Must have left a civilian position of employment for the purpose of performing voluntary or involuntary service in the uniformed services (active duty, active duty for training, inactive duty training, initial active duty training, funeral honors duty, etc.).
Must have given the civilian employer prior oral or written notice.
Cumulative period or periods of uniformed service, relating to the employer relationship for which the person seeks reemployment, must not have exceeded five years.[3]
Must have been released from the period of service without having received a punitive (by court martial) or other-than-honorable discharge.
Must have been timely in reporting back to work or applying for reemployment, after release from the period of service.
As a condition for getting his job back, Pfunk was required to give advance notice to his civilian employer, and he did so.  It seems clear that the lateness of the notice (just two days in advance) set off Francesco, but Pfunk could not give his employer more notice than the Army had given him.

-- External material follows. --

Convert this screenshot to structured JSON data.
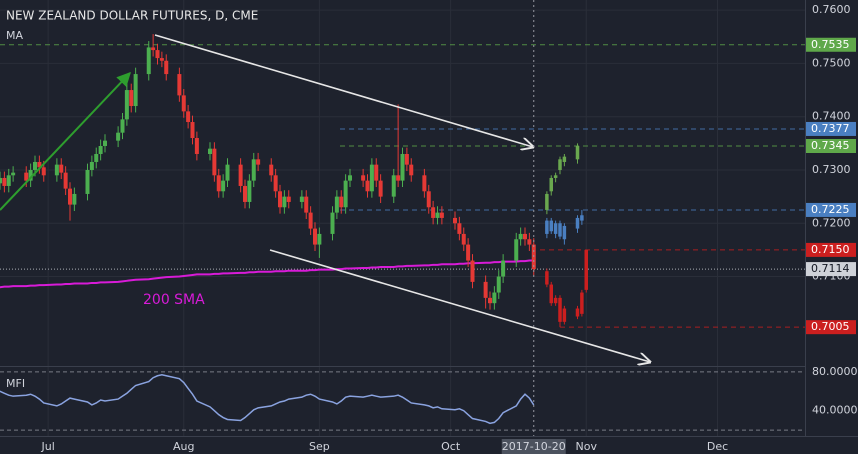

It would certainly promote good employer-reservist relations if the Army Reserve and the other Reserve Components could provide more notice to individual reservists and their civilian employers.  Accordingly, I have brought this situation to the attention of Lieutenant General Jeffrey W. Talley, the Chief of Army Reserve.

Congress enacted USERRA in 1994, as a long-overdue rewrite of the Veterans’ Reemployment Rights Act (VRRA), which dates back to 1940.  The 1994 legislative history of USERRA addresses succinctly the issue of the amount of notice that should be given to the civilian employer:

“The Committee [House Committee on Veterans’ Affairs] believes that the employee should make every effort, when possible, to give timely notice.  The issue of timely notice should be considered on a case-by-case basis.  In the event that an employee is notified by military authorities at the last minute of impending military duty, resulting short notice given to the employer should be considered timely.  On the other hand, last-minute notice, which could have been given earlier by the employee but was unjustifiably not given, and which causes severe disruption to the employer’s operation, should be viewed unfavorably.  Lack of a timely notification which does not result in harm to the employer should not be a sufficient basis to deny reemployment rights.”

House Report No. 103-65, 1994 United States Code Congressional & Administrative News 2449, 2459 (emphasis supplied).

After CC fired him, Pfunk promptly complained to the Veterans’ Employment and Training Service of the United States Department of Labor (DOL-VETS), in accordance with section 4322(a) of USERRA, 38 U.S.C. 4322(a).  DOL-VETS investigated his complaint, in accordance with 38 U.S.C. 4322(d), and found it to have merit.  DOL-VETS tried to persuade CC and Francesco to come into compliance, but the employer was unwilling to comply.  DOL-VETS then referred the case to DOJ, in accordance with 38 U.S.C. 4323(a).  DOJ agreed that the case had merit, and DOJ filed suit on behalf of Pfunk on December 10, 2012.

In some prior Law Review articles[4] I have criticized DOL-VETS and DOJ for slowness, so let me congratulate them for the expeditiousness with which they have handled the Pfunk case.  This lawsuit was filed just eight months after CC fired Pfunk.

 


[1] The 6th Circuit is the federal appellate court that sits in Cincinnati and hears appeals from district courts in Kentucky, Michigan, Ohio, and Tennessee.

[2] I invite the reader’s attention to www.servicemembers-lawcenter.org.  You will find 818 articles about USERRA and other laws that are especially pertinent to those who serve our country in uniform.  You will also find a detailed Subject Index and a search function, to facilitate finding articles about very specific topics.  I initiated this column in 1997, and we add new articles each week.

[3] All involuntary service and some voluntary service (including reserve training) are exempted from the computation of the five-year limit.  Please see Law Review 201 for a definitive discussion of what counts and what does not count.

[4] See, e.g., Law Review 12108 (November 2012).


Update—June 2016

William Pfunk and DOJ prevailed in this lawsuit. Please see Law Review 16050 (June 2016).